呼び捨て

 高森が去ったあと、もう一度地上の姿を確かめる。

 でも、豆粒ほどの人の姿は隆至を特定するにも難しく。



「バイバイ、隆至…」



 眼下にすっかり隆至を見失った私は、もう一度、独り言のように「ごめんなさい…」と別れを告げた。





 ――――――――――……………



 本性をさらけ出したからなのか、私が隆至と別れたからなのか。

 2人でいる時はすっかり横柄な態度を取るようになった高森。

 こっちが失恋の痛手を負っているのを知っているくせに、次々と挙式の打ち合わせの話を持ってくる。
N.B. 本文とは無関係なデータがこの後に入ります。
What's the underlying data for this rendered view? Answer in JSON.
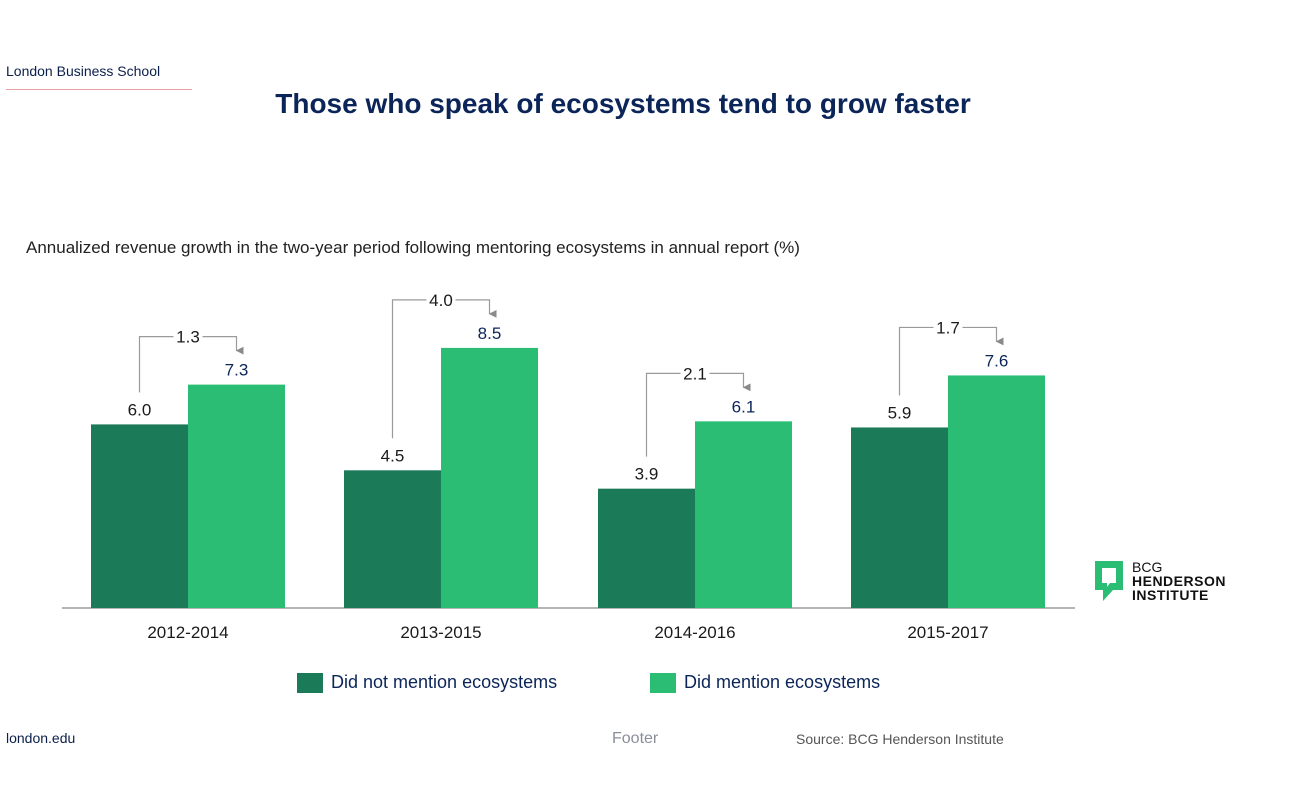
{
  "header": {
    "brand": "London Business School"
  },
  "colors": {
    "did_not": "#1b7a57",
    "did": "#2bbd73",
    "title": "#0b2559",
    "connector": "#9a9a9a"
  },
  "chart_data": {
    "type": "bar",
    "title": "Those who speak of ecosystems tend to grow faster",
    "subtitle": "Annualized revenue growth in the two-year period following mentoring ecosystems in annual report (%)",
    "categories": [
      "2012-2014",
      "2013-2015",
      "2014-2016",
      "2015-2017"
    ],
    "series": [
      {
        "name": "Did not mention ecosystems",
        "values": [
          6.0,
          4.5,
          3.9,
          5.9
        ]
      },
      {
        "name": "Did mention ecosystems",
        "values": [
          7.3,
          8.5,
          6.1,
          7.6
        ]
      }
    ],
    "value_labels": [
      [
        "6.0",
        "4.5",
        "3.9",
        "5.9"
      ],
      [
        "7.3",
        "8.5",
        "6.1",
        "7.6"
      ]
    ],
    "differences": [
      "1.3",
      "4.0",
      "2.1",
      "1.7"
    ],
    "ylim": [
      0,
      10
    ],
    "legend_position": "bottom",
    "grid": false
  },
  "logo": {
    "line1": "BCG",
    "line2": "HENDERSON",
    "line3": "INSTITUTE"
  },
  "footer": {
    "url": "london.edu",
    "middle": "Footer",
    "source": "Source: BCG Henderson Institute"
  }
}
 忙しい分、隆至の事を考えなくて済んでいたのは助かったけど…。


 今までは2人の時にしか名字で呼ばなかったのも、いつの間にか「沙彩」と馴れ馴れしく名前を呼び捨てにするようになっていて。

 大輔さんや郁人さんは高森の本性を最初から知っていたようで、4人で飲んだ時は高森の猫被りを思い出して笑っていた。



「沙彩ちゃんも大変だよね、こいつの奥さんになるの」


「本当、本当。顔は良いくせに性格は難ありだしな?」



 2人は言うほど心配はしてくれないみたいだ。

 笑いながらこの先どうなるか、ゲーム感覚と言ったところか。